Date of Award

Spring 1-1-2019

Document Type


Degree Name

Doctor of Philosophy (PhD)

First Advisor

Anu Sharma

Second Advisor

Kathryn Arehart

Third Advisor

Jerry Rudy

Fourth Advisor

Albert Kim

Fifth Advisor

Melinda Anderson


Age-related hearing loss is a leading chronic health condition among adults and has been associated with neurocognitive decline, including dementia. While the causal link between hearing loss and cognitive decline is poorly understood, auditory deprivation may tax the brain, inducing compensatory re-allocation of cortical and cognitive resources. In the long-term, structural and functional brain changes associated with hearing loss may deplete cognitive reserve, precipitating neurocognitive degeneration.

Visual cortical cross-modal re-organization is a form of compensatory neuroplasticity observed in hearing loss, but the mechanisms underlying such brain changes remains unclear. Hearing loss is associated with increased neuronal excitability and decreased inhibition in the auditory cortex, possibly unmasking latent non-auditory connections (resulting in cross-modal plasticity) and altering top-down modulation of attention and cognitive processes. However, it remains unclear how alterations in cortical neuroplasticity relate to cognitive outcomes. Further, clinical treatment effects with hearing aids on visual cortical neuroplasticity in age-related hearing loss has not been investigated. In Study 1, we examined the association between visual cortical neuroplasticity and speech perception and cognitive function in untreated, mild-moderate age-related hearing loss, relative to normal hearing listeners. In Study 2, we evaluated whether hearing aid treatment provided neurocognitive benefit.

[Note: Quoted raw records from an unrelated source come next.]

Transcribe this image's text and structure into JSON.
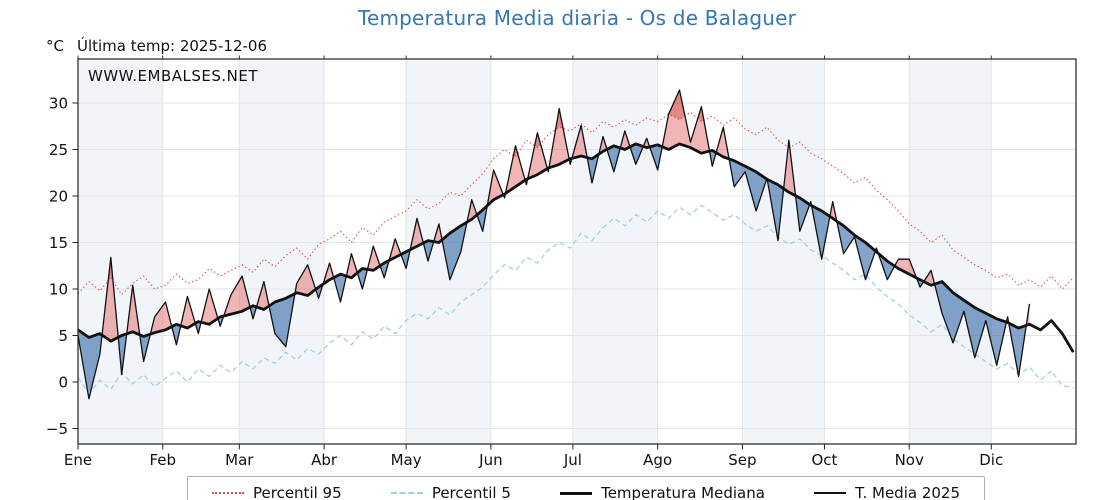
{
  "chart_data": {
    "type": "line",
    "title": "Temperatura Media diaria - Os de Balaguer",
    "ylabel": "°C",
    "last_temp_label": "Última temp: 2025-12-06",
    "watermark": "WWW.EMBALSES.NET",
    "x_unit": "day_of_year",
    "days_in_year": 365,
    "step_days": 4,
    "ylim": [
      -6.7,
      34.7
    ],
    "yticks": [
      -5,
      0,
      5,
      10,
      15,
      20,
      25,
      30
    ],
    "grid": true,
    "legend_position": "bottom",
    "months": [
      {
        "label": "Ene",
        "start_day": 0
      },
      {
        "label": "Feb",
        "start_day": 31
      },
      {
        "label": "Mar",
        "start_day": 59
      },
      {
        "label": "Abr",
        "start_day": 90
      },
      {
        "label": "May",
        "start_day": 120
      },
      {
        "label": "Jun",
        "start_day": 151
      },
      {
        "label": "Jul",
        "start_day": 181
      },
      {
        "label": "Ago",
        "start_day": 212
      },
      {
        "label": "Sep",
        "start_day": 243
      },
      {
        "label": "Oct",
        "start_day": 273
      },
      {
        "label": "Nov",
        "start_day": 304
      },
      {
        "label": "Dic",
        "start_day": 334
      }
    ],
    "series": [
      {
        "name": "Percentil 95",
        "style": "dotted",
        "color": "#e04b4b",
        "width": 1.1,
        "values": [
          9.5,
          10.8,
          9.8,
          11.2,
          9.4,
          10.6,
          11.4,
          10.0,
          10.4,
          11.6,
          10.6,
          11.0,
          12.2,
          11.4,
          12.0,
          12.6,
          11.8,
          13.2,
          12.4,
          13.6,
          14.4,
          13.2,
          14.8,
          15.4,
          16.2,
          15.0,
          16.6,
          15.8,
          17.2,
          17.8,
          18.4,
          19.6,
          18.6,
          19.2,
          20.4,
          20.0,
          21.2,
          22.4,
          24.0,
          25.0,
          24.2,
          26.0,
          25.2,
          26.6,
          27.4,
          27.0,
          27.8,
          26.8,
          28.0,
          27.4,
          28.2,
          27.6,
          28.4,
          28.0,
          28.8,
          28.2,
          29.0,
          28.0,
          28.6,
          27.6,
          28.4,
          27.2,
          26.6,
          27.4,
          26.0,
          25.2,
          25.8,
          24.6,
          24.0,
          23.2,
          22.4,
          21.4,
          22.0,
          20.6,
          19.6,
          18.4,
          17.0,
          16.2,
          15.0,
          15.8,
          14.2,
          13.4,
          12.6,
          12.0,
          11.2,
          11.6,
          10.4,
          11.0,
          10.2,
          11.4,
          10.0,
          11.2
        ]
      },
      {
        "name": "Percentil 5",
        "style": "dashed",
        "color": "#a6cee3",
        "width": 1.3,
        "values": [
          0.5,
          -1.2,
          0.2,
          -0.8,
          1.0,
          -0.2,
          0.8,
          -0.5,
          0.4,
          1.2,
          0.0,
          1.4,
          0.6,
          1.8,
          1.0,
          2.2,
          1.4,
          2.6,
          2.0,
          3.2,
          2.4,
          3.6,
          3.0,
          4.2,
          5.0,
          4.0,
          5.4,
          4.6,
          6.0,
          5.2,
          6.6,
          7.4,
          6.8,
          8.0,
          7.2,
          8.6,
          9.4,
          10.2,
          11.5,
          12.6,
          12.0,
          13.4,
          12.8,
          14.2,
          15.0,
          14.4,
          16.0,
          15.2,
          16.6,
          17.6,
          16.8,
          18.0,
          17.2,
          18.4,
          17.6,
          18.8,
          18.0,
          19.0,
          18.2,
          17.4,
          18.0,
          17.0,
          16.2,
          16.8,
          15.6,
          14.8,
          15.4,
          14.2,
          13.6,
          12.8,
          12.0,
          11.0,
          11.6,
          10.2,
          9.2,
          8.4,
          7.2,
          6.4,
          5.4,
          6.2,
          4.6,
          3.8,
          3.0,
          2.2,
          1.4,
          2.0,
          0.8,
          1.6,
          0.2,
          1.2,
          -0.4,
          -0.6
        ]
      },
      {
        "name": "Temperatura Mediana",
        "style": "solid",
        "color": "#111111",
        "width": 2.8,
        "values": [
          5.6,
          4.8,
          5.2,
          4.4,
          5.0,
          5.4,
          4.9,
          5.3,
          5.6,
          6.2,
          5.8,
          6.5,
          6.2,
          7.0,
          7.3,
          7.6,
          8.2,
          7.8,
          8.6,
          9.0,
          9.6,
          9.3,
          10.2,
          11.0,
          11.6,
          11.2,
          12.2,
          12.0,
          12.8,
          13.4,
          14.0,
          14.6,
          15.2,
          15.0,
          16.0,
          16.8,
          17.5,
          18.5,
          19.6,
          20.2,
          21.0,
          21.8,
          22.3,
          23.0,
          23.4,
          24.0,
          24.3,
          24.0,
          24.8,
          25.4,
          25.0,
          25.6,
          25.2,
          25.5,
          25.0,
          25.6,
          25.2,
          24.6,
          24.9,
          24.2,
          23.8,
          23.2,
          22.6,
          21.8,
          21.2,
          20.4,
          19.8,
          19.0,
          18.4,
          17.6,
          16.8,
          15.8,
          15.0,
          14.0,
          13.0,
          12.2,
          11.6,
          11.0,
          10.4,
          10.8,
          9.6,
          8.8,
          8.0,
          7.4,
          6.8,
          6.4,
          5.8,
          6.2,
          5.6,
          6.6,
          5.2,
          3.2
        ]
      },
      {
        "name": "T. Media 2025",
        "style": "solid",
        "color": "#111111",
        "width": 1.3,
        "values": [
          5.0,
          -1.8,
          3.0,
          13.4,
          0.8,
          10.4,
          2.2,
          7.0,
          8.6,
          4.0,
          9.2,
          5.2,
          10.0,
          6.0,
          9.4,
          11.4,
          6.8,
          10.8,
          5.2,
          3.8,
          10.6,
          12.6,
          9.0,
          12.8,
          8.6,
          13.8,
          10.0,
          14.6,
          11.2,
          15.4,
          12.2,
          17.6,
          13.0,
          17.0,
          11.0,
          14.0,
          19.6,
          16.2,
          22.8,
          19.8,
          25.4,
          21.2,
          26.8,
          22.6,
          29.4,
          23.4,
          27.6,
          21.4,
          26.4,
          22.6,
          27.0,
          23.4,
          26.2,
          22.8,
          28.8,
          31.4,
          25.8,
          29.6,
          23.2,
          27.4,
          21.0,
          22.6,
          18.4,
          21.9,
          15.2,
          26.0,
          16.2,
          19.4,
          13.2,
          19.4,
          13.8,
          15.6,
          11.0,
          14.4,
          11.0,
          13.2,
          13.2,
          10.2,
          12.0,
          7.4,
          4.2,
          7.6,
          2.6,
          6.6,
          1.8,
          7.0,
          0.6,
          8.4
        ]
      }
    ],
    "fills": {
      "above_median": "rgba(228,100,100,0.48)",
      "below_median": "rgba(56,108,168,0.62)",
      "above_p95": "rgba(195,35,35,0.32)",
      "below_p5": "rgba(15,60,125,0.42)"
    },
    "colors": {
      "band": "#f1f5fa",
      "grid": "#e4e4e4",
      "axis": "#222222",
      "title": "#3377b3",
      "watermark": "#3377b3"
    }
  }
}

Consistent with previous investigations, untreated hearing loss was associated with visual cross-modal re-organization. Greater visual cross-modal re-organization was associated with severity of hearing loss, poorer auditory speech perception abilities, and poorer cognitive function, but not enhanced dependence on visual (lip-reading) cues. Hearing aid treatment reversed cross-modal recruitment of auditory cortex for visual processing over the course of 6 months, coinciding with gains in auditory speech perception abilities and improvements in cognitive performance. Further, pre-treatment visual cross-modal re-organization predicted 6-month post-treatment auditory speech perception outcomes, providing evidence that the functional status of the auditory cortex may limit post-treatment success with hearing aids.

Results of this study provide evidence that hearing aid use may reverse deprivation-induced changes in cortical resource allocation in the auditory cortex and enhance cognitive function in early-stage hearing loss. Further, this study highlights the utility of neurocognitive assessment tools in the audiology clinic for guiding early identification, treatment, and rehabilitation of hearing loss.